GERECHTSHOF ARNHEM-LEEUWARDEN
locatie Leeuwarden
afdeling civiel recht, handel
zaaknummer gerechtshof 200.301.827/01
(zaaknummer rechtbank Overijssel 9380112)
arrest in kort geding van 14 juni 2022
in de zaak van
[appellant],
wonende te [woonplaats1] ,
appellant,
bij de kantonrechter: eiser,
hierna:
[appellant],
advocaat: mr. M.P. Harten, die kantoor houdt te Rotterdam,
tegen
[geïntimeerde] Overslagbedrijf B.V.,
gevestigd te [vestigingsplaats] ,
geïntimeerde,
bij de kantonrechter: gedaagde,
hierna:
[geïntimeerde] BV,
advocaat: mr. J.W. Both, die kantoor houdt te Kampen.

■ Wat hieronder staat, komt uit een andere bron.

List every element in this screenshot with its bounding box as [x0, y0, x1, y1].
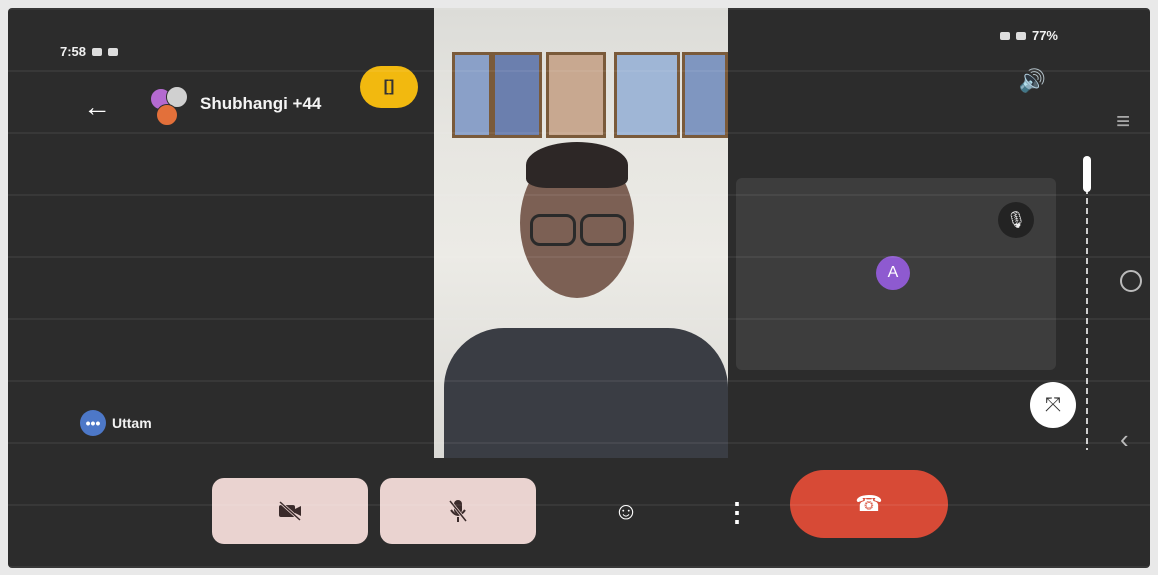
end-call-button[interactable]: ☎ — [790, 470, 948, 538]
scrollbar-thumb[interactable] — [1083, 156, 1091, 192]
speaker-button[interactable]: 🔊 — [1019, 68, 1046, 94]
notification-icon — [108, 47, 119, 56]
more-vert-icon: ⋮ — [724, 496, 750, 527]
more-dots-icon: ••• — [80, 410, 106, 436]
mirror-icon: [] — [383, 78, 395, 95]
speaker-hair — [526, 142, 628, 188]
self-name: Uttam — [112, 415, 152, 431]
active-speaker-video[interactable] — [434, 8, 728, 458]
self-view-label[interactable]: ••• Uttam — [80, 410, 152, 436]
menu-icon: ≡ — [1116, 108, 1131, 135]
speaker-glasses — [530, 214, 626, 246]
emoji-icon: ☺ — [613, 498, 639, 525]
signal-icon — [1015, 31, 1026, 40]
meeting-title[interactable]: Shubhangi +44 — [200, 94, 321, 114]
wall-photo-frame — [682, 52, 728, 138]
mic-off-icon — [448, 500, 468, 522]
wall-photo-frame — [546, 52, 606, 138]
camera-toggle-button[interactable] — [212, 478, 368, 544]
participant-avatars[interactable] — [148, 86, 192, 126]
camera-off-icon — [278, 500, 302, 522]
status-time: 7:58 — [60, 44, 87, 59]
scroll-track[interactable] — [1086, 158, 1088, 450]
notification-icon — [92, 47, 103, 56]
expand-button[interactable]: ⤧ — [1030, 382, 1076, 428]
avatar — [156, 104, 178, 126]
wall-photo-frame — [452, 52, 492, 138]
speaker-body — [444, 328, 728, 458]
back-button[interactable]: ← — [80, 90, 114, 124]
arrow-left-icon: ← — [83, 91, 111, 122]
mirror-button[interactable]: [] — [360, 66, 418, 108]
participant-tile[interactable]: 🎙 A — [736, 178, 1056, 370]
video-call-screen: 7:58 77% ← Shubhangi +44 [] 🔊 🎙 A ⤧ ≡ ‹ … — [8, 8, 1150, 568]
phone-hangup-icon: ☎ — [855, 491, 883, 516]
chevron-left-icon: ‹ — [1120, 424, 1129, 454]
home-button[interactable] — [1120, 270, 1142, 292]
participant-avatar: A — [876, 256, 910, 290]
speaker-icon: 🔊 — [1018, 68, 1046, 93]
reactions-button[interactable]: ☺ — [608, 494, 644, 530]
mic-toggle-button[interactable] — [380, 478, 536, 544]
battery-level: 77% — [1031, 28, 1058, 43]
status-bar-left: 7:58 — [60, 44, 119, 59]
recent-apps-button[interactable]: ≡ — [1116, 110, 1130, 134]
wall-photo-frame — [492, 52, 542, 138]
mic-off-icon: 🎙 — [998, 202, 1034, 238]
status-bar-right: 77% — [999, 28, 1058, 43]
system-back-button[interactable]: ‹ — [1120, 424, 1129, 455]
wall-photo-frame — [614, 52, 680, 138]
expand-icon: ⤧ — [1045, 393, 1061, 416]
wifi-icon — [999, 31, 1010, 40]
more-options-button[interactable]: ⋮ — [722, 494, 752, 530]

1.De verdere procedure bij het hof

1.1
Het hof neemt de inhoud van het tussenarrest van 22 maart 2022 hier over.
1.2
Op grond van dat tussenarrest heeft op 11 mei 2022 een mondelinge plaatsgevonden. Het hiervan opgemaakte proces-verbaal bevindt zich in afschrift bij de stukken.
1.3
Aan het einde van de mondelinge behandeling heeft het hof een datum vastgesteld waarop arrest zal worden gewezen.

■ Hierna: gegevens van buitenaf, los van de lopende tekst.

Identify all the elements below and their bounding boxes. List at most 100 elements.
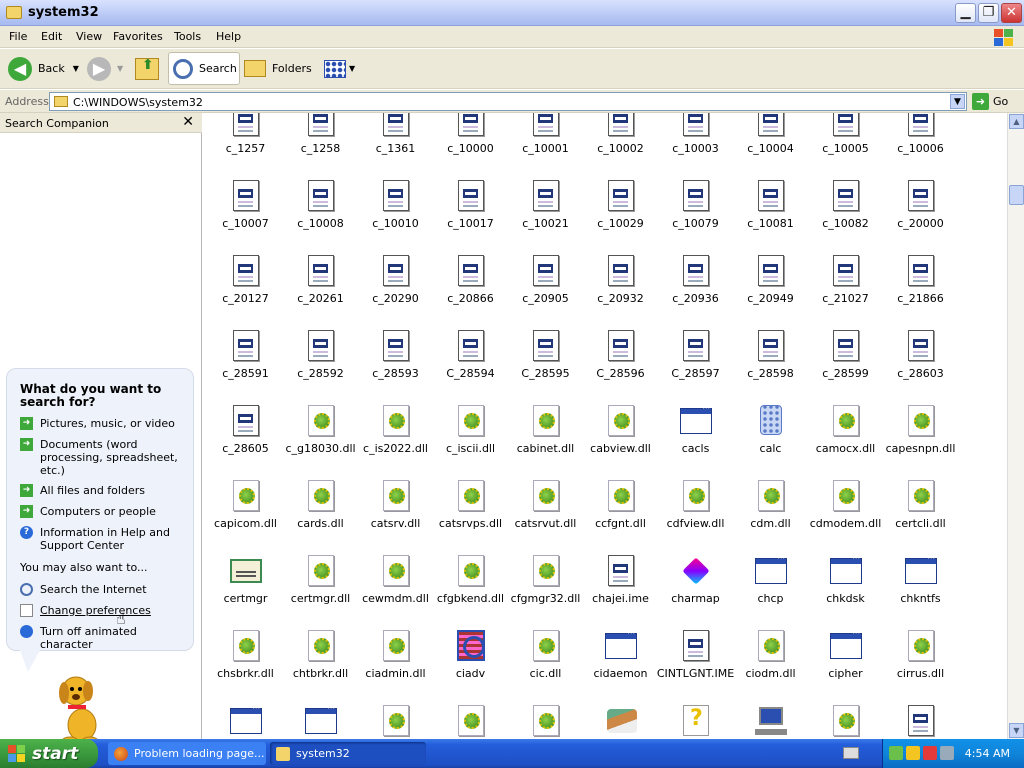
win-file-icon bbox=[755, 554, 787, 587]
keyboard-icon[interactable] bbox=[843, 747, 859, 759]
option-documents[interactable]: ➜ Documents (word processing, spreadsheet… bbox=[20, 438, 190, 477]
dll-file-icon bbox=[380, 630, 412, 662]
file-name: c_21027 bbox=[822, 292, 869, 305]
option-label: All files and folders bbox=[40, 484, 145, 497]
file-name: capicom.dll bbox=[214, 517, 277, 530]
file-name: c_21866 bbox=[897, 292, 944, 305]
task-system32[interactable]: system32 bbox=[270, 742, 426, 765]
file-name: c_iscii.dll bbox=[445, 442, 496, 455]
dll-file-icon bbox=[230, 630, 262, 662]
folders-button[interactable]: Folders bbox=[244, 52, 312, 85]
task-firefox[interactable]: Problem loading page... bbox=[108, 742, 266, 765]
chevron-down-icon[interactable]: ▼ bbox=[73, 64, 79, 73]
doc-file-icon bbox=[230, 405, 262, 437]
vertical-scrollbar[interactable]: ▲ ▼ bbox=[1007, 113, 1024, 739]
forward-button[interactable]: ▶ ▼ bbox=[87, 52, 123, 85]
restore-button[interactable]: ❐ bbox=[978, 3, 999, 23]
minimize-button[interactable]: ▁ bbox=[955, 3, 976, 23]
doc-file-icon bbox=[455, 255, 487, 287]
option-label: Information in Help and Support Center bbox=[40, 526, 170, 552]
close-icon[interactable]: ✕ bbox=[182, 114, 194, 130]
option-pictures[interactable]: ➜ Pictures, music, or video bbox=[20, 417, 190, 430]
link-change-preferences[interactable]: Change preferences bbox=[20, 604, 190, 617]
file-list-view[interactable]: c_1257 c_1258 c_1361 c_10000 c_10001 c_10002 c… bbox=[203, 113, 1007, 739]
search-dog-icon[interactable] bbox=[52, 665, 108, 745]
doc-file-icon bbox=[455, 330, 487, 362]
views-icon bbox=[324, 59, 346, 78]
arrow-icon: ➜ bbox=[20, 484, 33, 497]
arrow-icon: ➜ bbox=[20, 505, 33, 518]
security-shield-icon[interactable] bbox=[906, 746, 920, 760]
menu-edit[interactable]: Edit bbox=[41, 30, 62, 43]
menu-view[interactable]: View bbox=[76, 30, 102, 43]
chevron-down-icon[interactable]: ▼ bbox=[950, 94, 965, 109]
link-search-internet[interactable]: Search the Internet bbox=[20, 583, 190, 596]
menu-bar: File Edit View Favorites Tools Help bbox=[0, 26, 1024, 48]
file-name: chcp bbox=[757, 592, 784, 605]
file-name: certmgr bbox=[223, 592, 268, 605]
dll-file-icon bbox=[905, 630, 937, 662]
dll-file-icon bbox=[605, 405, 637, 437]
address-input[interactable]: C:\WINDOWS\system32 ▼ bbox=[49, 92, 967, 111]
folders-icon bbox=[244, 60, 266, 77]
file-name: cic.dll bbox=[529, 667, 562, 680]
doc-file-icon bbox=[905, 255, 937, 287]
arrow-icon: ➜ bbox=[20, 438, 33, 451]
help-icon: ? bbox=[20, 526, 33, 539]
back-button[interactable]: ◀ Back ▼ bbox=[8, 52, 79, 85]
file-name: C_28594 bbox=[446, 367, 495, 380]
dll-file-icon bbox=[305, 405, 337, 437]
option-all-files[interactable]: ➜ All files and folders bbox=[20, 484, 190, 497]
file-name: C_28595 bbox=[521, 367, 570, 380]
file-name: c_g18030.dll bbox=[285, 442, 356, 455]
close-button[interactable]: ✕ bbox=[1001, 3, 1022, 23]
dll-file-icon bbox=[830, 405, 862, 437]
menu-favorites[interactable]: Favorites bbox=[113, 30, 163, 43]
file-name: cirrus.dll bbox=[896, 667, 945, 680]
go-button[interactable]: ➜ Go bbox=[972, 93, 1008, 110]
file-name: cabinet.dll bbox=[516, 442, 575, 455]
folder-icon bbox=[6, 6, 22, 19]
address-label: Address bbox=[5, 95, 49, 108]
speaker-icon[interactable] bbox=[940, 746, 954, 760]
doc-file-icon bbox=[605, 255, 637, 287]
dll-file-icon bbox=[305, 480, 337, 512]
win-file-icon bbox=[905, 554, 937, 587]
title-bar[interactable]: system32 ▁ ❐ ✕ bbox=[0, 0, 1024, 26]
file-name: chkdsk bbox=[826, 592, 865, 605]
file-name: chajei.ime bbox=[592, 592, 649, 605]
file-name: cacls bbox=[681, 442, 710, 455]
file-name: c_10006 bbox=[897, 142, 944, 155]
dll-file-icon bbox=[830, 705, 862, 737]
menu-tools[interactable]: Tools bbox=[174, 30, 201, 43]
file-name: CINTLGNT.IME bbox=[656, 667, 735, 680]
views-button[interactable]: ▼ bbox=[324, 52, 355, 85]
doc-file-icon bbox=[305, 180, 337, 212]
link-turn-off-character[interactable]: Turn off animated character bbox=[20, 625, 190, 651]
go-label: Go bbox=[993, 95, 1009, 108]
start-button[interactable]: start bbox=[0, 739, 98, 768]
file-name: certcli.dll bbox=[895, 517, 946, 530]
search-button[interactable]: Search bbox=[168, 52, 240, 85]
doc-file-icon bbox=[380, 330, 412, 362]
doc-file-icon bbox=[905, 113, 937, 137]
scroll-up-button[interactable]: ▲ bbox=[1009, 114, 1024, 129]
menu-file[interactable]: File bbox=[9, 30, 27, 43]
network-icon[interactable] bbox=[889, 746, 903, 760]
up-folder-button[interactable]: ⬆ bbox=[135, 52, 159, 85]
option-help[interactable]: ? Information in Help and Support Center bbox=[20, 526, 190, 552]
menu-help[interactable]: Help bbox=[216, 30, 241, 43]
alert-shield-icon[interactable] bbox=[923, 746, 937, 760]
doc-file-icon bbox=[305, 113, 337, 137]
file-name: c_10000 bbox=[447, 142, 494, 155]
back-label: Back bbox=[38, 62, 65, 75]
chevron-down-icon[interactable]: ▼ bbox=[117, 64, 123, 73]
scroll-thumb[interactable] bbox=[1009, 185, 1024, 205]
scroll-down-button[interactable]: ▼ bbox=[1009, 723, 1024, 738]
folder-icon bbox=[276, 746, 290, 761]
dll-file-icon bbox=[530, 480, 562, 512]
bubble-tail bbox=[20, 650, 40, 672]
option-computers[interactable]: ➜ Computers or people bbox=[20, 505, 190, 518]
chevron-down-icon[interactable]: ▼ bbox=[349, 64, 355, 73]
dll-file-icon bbox=[755, 630, 787, 662]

2.Waar gaat het in deze zaak om?

2.1
[appellant] heeft enkele van [geïntimeerde] BV gehuurde containers en een eigen container met daarin onder meer glas in lood door [geïntimeerde] BV. laten opslaan. De containers staan op een terrein van [geïntimeerde] BV in [plaats1] . [appellant] heeft de overeenkomst opgezegd en wilde de containers met hun inhoud afvoeren naar een inmiddels door hem gehuurde bedrijfsruimte. Daarover is tussen partijen een conflict gerezen. [geïntimeerde] BV weigerde de (inhoud van) de containers aan [appellant] af te geven wanneer [appellant] niet eerst de laatste rekening voor huur en opslag van de containers zou voldoen. [appellant] stelt dat hij schade heeft geleden door toedoen van [geïntimeerde] BV. Die heeft de eigen container van [appellant] verplaatst, waardoor schade is ontstaan aan het in de container opgeslagen glas in lood. Verder heeft hij die andere bedrijfsruimte moeten gaan huren, omdat [geïntimeerde] BV beperkingen had gesteld aan zijn toegang tot de containers. Daardoor kon hij zijn bedrijfsactiviteiten niet meer vanuit zijn containers uitvoeren. [geïntimeerde] BV dient hem daarom de huurkosten van die andere bedrijfsruimte te vergoeden. Daarnaast lijdt hij schade in zijn bedrijfsuitoefening zolang [geïntimeerde] BV hem niet toelaat tot zijn spullen in de containers.
2.2
De kantonrechter te Zwolle heeft in het door [appellant] aanhangig gemaakte kort geding [geïntimeerde] BV in een vonnis van 13 september 2021 veroordeeld om [appellant] (en door [appellant] ingeschakelde schade-experts) vrije toegang te verlenen tot de containers op doordeweekse werktijden. De overige vorderingen, waaronder de vordering tot betaling van een voorschot op de door [appellant] gestelde schade door het verplaatsen van de eigen container, heeft de kantonrechter afgewezen.
2.3
Het hof zal het kort geding vonnis van de kantonrechter bekrachtigen. Dit oordeel zal het hof hierna motiveren, door eerst de relevante feiten te vermelden en door daarna in te gaan op de standpunten van partijen. Het hof zal in dat verband ook de bezwaren (‘grieven’) van [appellant] tegen het vonnis van de kantonrechter bespreken en bij zijn oordeel zo nodig ook de verweren van [geïntimeerde] BV betrekken, die door de kantonrechter zijn verworpen of buiten behandeling zijn gelaten.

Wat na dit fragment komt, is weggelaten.